Выбрать главу

Я оторопел.

– Не узнал? А ведь я тебя на руках носила!

Я совсем растерялся. К счастью, вошла мать и сказала:

– Он столько уж лет дома не был – все перезабыл. А тебе бы следовало вспомнить, – продолжала она, обращаясь ко мне, – ведь это тетка Ян, что живет через улицу, наискосок от нас… из творожной лавки.

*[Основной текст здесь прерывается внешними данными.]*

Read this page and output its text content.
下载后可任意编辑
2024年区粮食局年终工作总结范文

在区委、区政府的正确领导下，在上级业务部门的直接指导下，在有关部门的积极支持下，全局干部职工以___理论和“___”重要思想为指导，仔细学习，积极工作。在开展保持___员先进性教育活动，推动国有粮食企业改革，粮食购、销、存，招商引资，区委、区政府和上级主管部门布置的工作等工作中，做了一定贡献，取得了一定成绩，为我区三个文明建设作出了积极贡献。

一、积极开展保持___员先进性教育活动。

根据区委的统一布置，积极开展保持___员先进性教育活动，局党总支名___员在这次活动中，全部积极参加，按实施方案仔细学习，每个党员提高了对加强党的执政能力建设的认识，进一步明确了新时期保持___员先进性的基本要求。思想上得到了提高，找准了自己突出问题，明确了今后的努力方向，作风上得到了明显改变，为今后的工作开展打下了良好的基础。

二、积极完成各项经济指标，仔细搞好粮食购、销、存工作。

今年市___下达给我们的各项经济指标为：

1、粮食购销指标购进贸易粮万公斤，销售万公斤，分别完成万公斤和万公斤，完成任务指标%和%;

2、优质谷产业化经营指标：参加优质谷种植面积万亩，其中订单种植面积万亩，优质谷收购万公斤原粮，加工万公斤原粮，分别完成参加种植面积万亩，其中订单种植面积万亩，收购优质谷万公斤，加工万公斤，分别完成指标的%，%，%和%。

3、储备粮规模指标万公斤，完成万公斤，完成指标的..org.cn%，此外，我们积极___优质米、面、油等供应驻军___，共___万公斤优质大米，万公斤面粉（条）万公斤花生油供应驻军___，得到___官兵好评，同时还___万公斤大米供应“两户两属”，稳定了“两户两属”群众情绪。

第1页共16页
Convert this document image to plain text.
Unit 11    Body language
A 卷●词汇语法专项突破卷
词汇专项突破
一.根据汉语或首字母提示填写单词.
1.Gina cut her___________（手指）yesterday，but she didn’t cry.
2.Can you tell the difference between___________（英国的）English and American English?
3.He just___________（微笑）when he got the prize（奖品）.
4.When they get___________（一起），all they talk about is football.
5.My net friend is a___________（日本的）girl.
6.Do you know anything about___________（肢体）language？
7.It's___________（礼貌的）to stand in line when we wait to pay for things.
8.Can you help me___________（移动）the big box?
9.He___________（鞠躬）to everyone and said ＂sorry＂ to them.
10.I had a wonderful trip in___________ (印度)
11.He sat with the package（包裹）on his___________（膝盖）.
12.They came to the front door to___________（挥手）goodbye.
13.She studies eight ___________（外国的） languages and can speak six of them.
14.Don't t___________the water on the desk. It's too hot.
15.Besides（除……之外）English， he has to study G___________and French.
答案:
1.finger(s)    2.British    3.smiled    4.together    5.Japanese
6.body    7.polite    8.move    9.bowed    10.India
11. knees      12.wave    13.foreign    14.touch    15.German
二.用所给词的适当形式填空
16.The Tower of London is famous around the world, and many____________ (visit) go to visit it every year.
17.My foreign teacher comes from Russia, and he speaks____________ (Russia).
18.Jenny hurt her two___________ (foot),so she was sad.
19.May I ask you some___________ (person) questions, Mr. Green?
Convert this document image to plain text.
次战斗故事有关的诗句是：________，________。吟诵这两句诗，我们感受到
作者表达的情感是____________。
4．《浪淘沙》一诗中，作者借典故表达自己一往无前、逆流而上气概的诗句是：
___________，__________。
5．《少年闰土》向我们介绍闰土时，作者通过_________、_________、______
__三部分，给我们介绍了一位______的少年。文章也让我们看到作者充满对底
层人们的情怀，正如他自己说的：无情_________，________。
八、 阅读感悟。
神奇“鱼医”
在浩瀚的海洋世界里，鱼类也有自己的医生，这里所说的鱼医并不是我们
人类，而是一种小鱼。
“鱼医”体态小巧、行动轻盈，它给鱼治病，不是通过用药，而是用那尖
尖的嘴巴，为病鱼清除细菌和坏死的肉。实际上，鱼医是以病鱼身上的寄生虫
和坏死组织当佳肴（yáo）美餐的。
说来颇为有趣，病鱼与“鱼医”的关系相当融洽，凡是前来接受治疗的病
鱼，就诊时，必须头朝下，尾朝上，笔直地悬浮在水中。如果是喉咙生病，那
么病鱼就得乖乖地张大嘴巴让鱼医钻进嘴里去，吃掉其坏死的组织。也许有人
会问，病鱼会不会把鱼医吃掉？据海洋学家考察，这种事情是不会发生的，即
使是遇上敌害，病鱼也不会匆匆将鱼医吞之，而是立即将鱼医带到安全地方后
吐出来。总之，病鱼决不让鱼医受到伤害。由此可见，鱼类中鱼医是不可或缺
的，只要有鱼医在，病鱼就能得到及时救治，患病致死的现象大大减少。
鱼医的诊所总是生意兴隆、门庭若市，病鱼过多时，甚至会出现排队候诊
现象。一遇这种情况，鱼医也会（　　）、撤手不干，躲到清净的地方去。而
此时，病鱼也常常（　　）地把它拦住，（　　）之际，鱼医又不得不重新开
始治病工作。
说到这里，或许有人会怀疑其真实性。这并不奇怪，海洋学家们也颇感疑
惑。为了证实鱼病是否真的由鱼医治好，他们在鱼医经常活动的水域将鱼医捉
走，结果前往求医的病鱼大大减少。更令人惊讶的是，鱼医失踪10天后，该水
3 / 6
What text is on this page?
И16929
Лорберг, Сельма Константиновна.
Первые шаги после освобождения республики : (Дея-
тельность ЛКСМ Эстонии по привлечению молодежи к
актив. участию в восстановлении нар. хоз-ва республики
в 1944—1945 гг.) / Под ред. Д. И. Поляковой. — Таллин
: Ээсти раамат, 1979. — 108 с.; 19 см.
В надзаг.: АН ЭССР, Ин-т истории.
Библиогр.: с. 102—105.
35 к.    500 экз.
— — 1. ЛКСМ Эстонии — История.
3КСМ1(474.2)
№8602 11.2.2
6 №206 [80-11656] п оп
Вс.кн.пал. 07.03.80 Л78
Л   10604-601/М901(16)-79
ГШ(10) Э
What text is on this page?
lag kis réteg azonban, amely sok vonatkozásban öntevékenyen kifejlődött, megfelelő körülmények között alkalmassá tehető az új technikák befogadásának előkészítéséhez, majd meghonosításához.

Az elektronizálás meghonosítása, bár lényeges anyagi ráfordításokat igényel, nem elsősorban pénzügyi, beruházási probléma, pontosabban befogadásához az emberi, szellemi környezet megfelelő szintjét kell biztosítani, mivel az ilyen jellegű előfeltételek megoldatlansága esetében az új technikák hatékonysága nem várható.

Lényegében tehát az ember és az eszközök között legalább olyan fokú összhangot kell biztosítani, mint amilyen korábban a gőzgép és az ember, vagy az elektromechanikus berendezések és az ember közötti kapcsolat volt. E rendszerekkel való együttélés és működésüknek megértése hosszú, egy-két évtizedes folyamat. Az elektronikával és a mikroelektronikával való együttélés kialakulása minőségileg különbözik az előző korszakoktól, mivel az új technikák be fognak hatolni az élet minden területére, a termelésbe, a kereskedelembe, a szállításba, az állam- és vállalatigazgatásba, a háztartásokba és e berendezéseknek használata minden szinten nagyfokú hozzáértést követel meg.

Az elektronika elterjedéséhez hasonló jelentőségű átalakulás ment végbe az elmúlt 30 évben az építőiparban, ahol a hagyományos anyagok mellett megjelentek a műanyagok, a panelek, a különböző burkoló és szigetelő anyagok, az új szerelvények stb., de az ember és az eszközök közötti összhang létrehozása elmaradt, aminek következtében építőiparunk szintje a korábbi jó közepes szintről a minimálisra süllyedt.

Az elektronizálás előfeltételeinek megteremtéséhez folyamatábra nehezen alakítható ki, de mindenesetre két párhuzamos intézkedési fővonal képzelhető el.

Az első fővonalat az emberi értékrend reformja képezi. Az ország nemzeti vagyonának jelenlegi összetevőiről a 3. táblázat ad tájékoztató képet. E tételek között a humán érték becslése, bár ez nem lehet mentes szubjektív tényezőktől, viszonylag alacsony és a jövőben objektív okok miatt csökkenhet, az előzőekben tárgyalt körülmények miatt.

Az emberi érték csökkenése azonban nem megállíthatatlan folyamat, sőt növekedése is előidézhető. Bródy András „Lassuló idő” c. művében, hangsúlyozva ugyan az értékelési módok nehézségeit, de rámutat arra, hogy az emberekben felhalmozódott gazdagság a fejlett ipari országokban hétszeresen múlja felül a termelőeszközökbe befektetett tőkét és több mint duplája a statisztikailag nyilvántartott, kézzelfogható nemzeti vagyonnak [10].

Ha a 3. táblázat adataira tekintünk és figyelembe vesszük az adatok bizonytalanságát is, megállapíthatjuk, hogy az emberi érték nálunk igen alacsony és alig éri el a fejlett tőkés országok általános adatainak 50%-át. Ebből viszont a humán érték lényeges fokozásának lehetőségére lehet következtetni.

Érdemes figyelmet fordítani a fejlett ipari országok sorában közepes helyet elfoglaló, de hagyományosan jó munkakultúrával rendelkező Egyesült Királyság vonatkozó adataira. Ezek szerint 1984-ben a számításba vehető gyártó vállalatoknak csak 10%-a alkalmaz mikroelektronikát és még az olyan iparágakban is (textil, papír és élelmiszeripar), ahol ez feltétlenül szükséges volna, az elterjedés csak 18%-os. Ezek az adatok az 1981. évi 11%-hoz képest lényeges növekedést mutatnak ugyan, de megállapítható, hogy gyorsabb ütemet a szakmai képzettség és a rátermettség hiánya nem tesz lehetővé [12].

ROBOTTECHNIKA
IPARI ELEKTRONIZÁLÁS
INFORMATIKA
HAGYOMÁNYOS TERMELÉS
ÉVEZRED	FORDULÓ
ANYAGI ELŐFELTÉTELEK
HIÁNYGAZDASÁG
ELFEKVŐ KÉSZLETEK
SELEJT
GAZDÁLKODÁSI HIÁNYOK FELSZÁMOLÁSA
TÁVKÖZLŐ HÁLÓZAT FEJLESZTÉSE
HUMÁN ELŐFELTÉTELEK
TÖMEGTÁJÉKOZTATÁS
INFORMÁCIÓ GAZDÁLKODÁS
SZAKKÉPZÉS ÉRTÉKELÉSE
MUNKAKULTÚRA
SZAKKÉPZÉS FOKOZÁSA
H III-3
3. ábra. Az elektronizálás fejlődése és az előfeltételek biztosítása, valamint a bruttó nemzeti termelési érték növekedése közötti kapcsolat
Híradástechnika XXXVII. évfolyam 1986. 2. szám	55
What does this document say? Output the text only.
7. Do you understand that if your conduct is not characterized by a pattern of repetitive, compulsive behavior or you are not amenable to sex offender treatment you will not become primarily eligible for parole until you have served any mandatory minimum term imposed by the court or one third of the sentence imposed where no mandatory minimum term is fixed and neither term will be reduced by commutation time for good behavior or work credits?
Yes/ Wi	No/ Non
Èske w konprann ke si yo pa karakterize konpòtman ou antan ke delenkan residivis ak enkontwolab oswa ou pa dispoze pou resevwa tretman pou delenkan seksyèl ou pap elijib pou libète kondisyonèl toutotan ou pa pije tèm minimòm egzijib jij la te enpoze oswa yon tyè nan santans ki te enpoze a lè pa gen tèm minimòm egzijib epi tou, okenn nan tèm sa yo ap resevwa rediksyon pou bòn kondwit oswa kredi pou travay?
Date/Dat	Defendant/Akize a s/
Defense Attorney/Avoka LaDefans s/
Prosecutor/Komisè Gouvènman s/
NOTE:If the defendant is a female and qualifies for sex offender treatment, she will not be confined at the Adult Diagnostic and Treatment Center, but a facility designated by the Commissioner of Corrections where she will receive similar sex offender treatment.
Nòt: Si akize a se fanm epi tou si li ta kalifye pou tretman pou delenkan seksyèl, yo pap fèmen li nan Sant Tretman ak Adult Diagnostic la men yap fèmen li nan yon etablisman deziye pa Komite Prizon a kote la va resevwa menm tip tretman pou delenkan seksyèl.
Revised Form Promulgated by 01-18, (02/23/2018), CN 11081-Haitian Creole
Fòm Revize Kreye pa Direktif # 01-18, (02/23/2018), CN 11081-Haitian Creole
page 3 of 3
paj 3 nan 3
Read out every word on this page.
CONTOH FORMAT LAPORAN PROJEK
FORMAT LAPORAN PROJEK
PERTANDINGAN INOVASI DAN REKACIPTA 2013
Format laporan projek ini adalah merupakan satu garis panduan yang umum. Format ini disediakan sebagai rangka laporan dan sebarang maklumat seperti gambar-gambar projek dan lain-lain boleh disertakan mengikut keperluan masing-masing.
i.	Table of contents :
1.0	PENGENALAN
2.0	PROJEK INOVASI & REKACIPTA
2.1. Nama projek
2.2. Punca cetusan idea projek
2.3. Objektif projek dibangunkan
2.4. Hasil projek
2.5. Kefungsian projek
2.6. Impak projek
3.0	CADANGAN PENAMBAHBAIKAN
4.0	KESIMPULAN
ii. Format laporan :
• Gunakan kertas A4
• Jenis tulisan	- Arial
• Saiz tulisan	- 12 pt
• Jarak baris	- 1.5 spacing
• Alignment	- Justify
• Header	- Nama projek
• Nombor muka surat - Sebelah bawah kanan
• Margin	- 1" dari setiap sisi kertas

Теперь я вспомнил. Когда я был мальчишкой, то в лавке, что наискосок от нас, и впрямь торговала соевым творогом некая тетка Ян – все называли ее Творожной Красоткой. Правда, тогда, под белилами, ее скулы не выпирали так сильно, а губы не казались такими тонкими; к тому же в лавке она обычно сидела, поэтому я никогда не видал ее в этакой циркулеподобной позе. Говорили, что благодаря ей торговля процветала. Я же, вероятно – по малости лет, не испытывал к Творожной Красотке никаких чувств и потому начисто забыл ее. Но тетка Ян была явно недовольна и скорчила презрительную мину: так взглянули бы на француза, ничего не знающего про Наполеона, или на американца, который не слыхал о Вашингтоне. Холодно усмехнувшись, она сказала:

– Забыл? Ну что ж, недаром говорят, что знать поверх голов глядит…

– Да нет же… я…

Я в растерянности приподнялся.

– Знаешь что, брат Синь, ты теперь богатый, а вещи перевозить тяжело – да и на что тебе эта рухлядь, – отдай ее мне. Нам, беднякам, все сгодится.

– Да вовсе я не богатый. И прежде чем ехать, должен все это распродать…

– Ай-яй-яй! Ведь окружным начальником стал, а говоришь, что небогатый? Трех наложниц имеешь, в паланкине разъезжаешь, восьмеро носильщиков тебя таскают, а говоришь, что небогатый? Хе, уж меня-то не обдуришь!

Я понял, что возражать бесполезно, и удрученно замолк.

– Ай-яй-яй, вот уж правду говорят: чем больше у людей денег, тем они скупее, а чем скупее – тем больше денег…

Соседка отвернулась в негодовании и, не переставая ворчать, неторопливо направилась к выходу; по дороге она стянула материны перчатки и, сунув их за пазуху, удалилась.

Потом приходили с визитами жившие поблизости родственники. Я принимал гостей и в свободные минуты понемногу укладывался. Так прошло дня три-четыре.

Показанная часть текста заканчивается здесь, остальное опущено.